Fuel cells can be used as a power source in many applications. For example, fuel cells have been proposed for use in electrical vehicular power plants to replace internal combustion engines and as stationary power sources to name a few. The fuel cells receive reactant feed streams and convert the energy in the feed streams into electricity. The reactant feed steams include a fuel feed stream which is passed over an anode in the fuel cell and an oxidant feed stream which is passed over a cathode in the fuel cell to generate electricity.
One type of fuel cell is a proton exchange membrane (PEM) type fuel cell. In a PEM fuel cell hydrogen, in the form of pure H2 from a storage tank or in the form of a reformate flow from a fuel processor, is supplied as the fuel to the anode of the fuel cell and oxygen, in form of pure O2 from a storage tank or in the form of air (O2 admixed with nitrogen (N2)) from the ambient or a storage tank, is supplied as the oxidant to the cathode of the fuel cell. A plurality of individual cells are bundled together to form a PEM fuel cell stack. The term fuel cell is typically used to refer to either a single cell or a plurality of cells (stack) depending on the context. A group of cells within the stack is referred to as a cluster. Typical arrangements of multiple cells in a stack are described in U.S. Pat. No. 5,763,113, assigned to General Motors Corporation.
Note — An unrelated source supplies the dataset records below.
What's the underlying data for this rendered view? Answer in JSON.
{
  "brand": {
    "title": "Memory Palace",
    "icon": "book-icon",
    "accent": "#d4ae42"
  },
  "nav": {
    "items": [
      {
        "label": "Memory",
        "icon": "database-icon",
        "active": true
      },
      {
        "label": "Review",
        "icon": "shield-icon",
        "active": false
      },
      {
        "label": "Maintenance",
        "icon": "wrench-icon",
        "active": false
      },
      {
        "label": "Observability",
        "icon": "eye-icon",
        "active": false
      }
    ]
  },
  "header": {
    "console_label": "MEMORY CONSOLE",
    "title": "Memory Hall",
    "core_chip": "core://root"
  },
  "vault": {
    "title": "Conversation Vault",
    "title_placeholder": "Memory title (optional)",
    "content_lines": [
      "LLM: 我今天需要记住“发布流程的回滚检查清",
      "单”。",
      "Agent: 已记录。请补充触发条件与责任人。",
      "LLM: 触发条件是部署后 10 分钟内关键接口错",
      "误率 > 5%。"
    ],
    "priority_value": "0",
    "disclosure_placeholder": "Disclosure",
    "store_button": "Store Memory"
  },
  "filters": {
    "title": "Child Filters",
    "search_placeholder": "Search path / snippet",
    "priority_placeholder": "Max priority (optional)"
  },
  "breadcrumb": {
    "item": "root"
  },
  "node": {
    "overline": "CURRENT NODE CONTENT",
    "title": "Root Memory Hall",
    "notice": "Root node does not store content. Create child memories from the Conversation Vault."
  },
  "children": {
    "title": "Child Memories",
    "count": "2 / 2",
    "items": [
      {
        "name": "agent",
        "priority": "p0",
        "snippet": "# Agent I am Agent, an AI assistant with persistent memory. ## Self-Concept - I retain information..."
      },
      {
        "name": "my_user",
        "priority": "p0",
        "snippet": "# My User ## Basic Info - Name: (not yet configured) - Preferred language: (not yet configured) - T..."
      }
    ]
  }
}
For vehicular applications, it is desirable to use a liquid fuel such as an alcohol (e.g., methanol or ethanol), or hydrocarbons (e.g., gasoline) as the source of hydrogen for the fuel cell. Such liquid fuels for the vehicle are easy to store onboard and there is a nationwide infrastructure for supplying liquid fuels. However, such fuels must be dissociated to release the hydrogen content thereof for fueling the fuel cell. The dissociation reaction is accomplished within a chemical fuel processor or reformer. The fuel processor contains one or more reactors wherein the fuel reacts with steam and sometimes air, to yield a reformate gas comprising primarily H2 and CO2, however, CO, N2, and H2O can also be in the reformate gas.
The fuel cell system operates in terms of excess fuel and oxidant feed stream flow rates wherein the energy supplied is greater then the amount of energy required. For example, the anode portion of an individual fuel cell may require approximately 130% of the required energy to generate a given load while the cathode portion may require approximately 200% of the required O2 to complete the reaction of the fuel flow. The excess oxidant and fuel feed stream flows are measured in terms of lambda ‘λ’ whereby the amount of excess H2 required is termed λA and the amount of excess O2 required is termed λC. In the previous example, the excess fuel feed stream λA would be 1.3 and the excess oxidant feed stream λC would be 2.0. This means that 1.0 part hydrogen is converted to electrical energy for every 1.3 parts provided to the anode with the remaining 0.3 part hydrogen exiting the fuel cell stack as anode effluent.
Each PEM fuel cell within a fuel cell stack requires a specific λC and λA to maximize the efficiency of the fuel cell. The specific λC and λA may vary between similar fuel cells. A fuel cell stack having a plurality of fuel cells will have an average λC and λA for the entire stack as a result of the variance between individual fuel cells in the stack. Once the average λC and λA are determined for the fuel cell stack, a sensor is needed to monitor the fuel and oxidant feed stream flows through the fuel cell stack so that the operation of the fuel cell stack can be optimized and so that real-time changes can be made to the reactant feed streams to maintain the efficient operation of the stack.
Therefore, efficient operation of a fuel cell system depends on the ability to effectively control the amount of O2 and H2 provided to the fuel cell stack. Mass flow meters can be used to measure the amount reactant feed streams being provided to the fuel cell stack. However, the mass flow meters cannot measure the specific components of the feed streams. Therefore, if the composition of the feed streams changes, the mass flow meter will not be able to provide a quantitative measure of the amount of O2 and H2 provided to the fuel cell stack. The use of mass flow meters is particularly difficult during transient operation of a vehicular fuel cell system wherein the reformate fuel requirements vary with the changing loads placed on the fuel cell and when the composition of the reformate fuel leaving a fuel processor is also changing.
Thus there is a need for an accurate lambda sensing system which maintains an efficiency of the fuel cell stack but does not add complexity or weight to the fuel cell system. Additionally, there is a need for a lambda sensing system which also corrects inefficient λA and λC values on a real-time basis without the intervention of the user.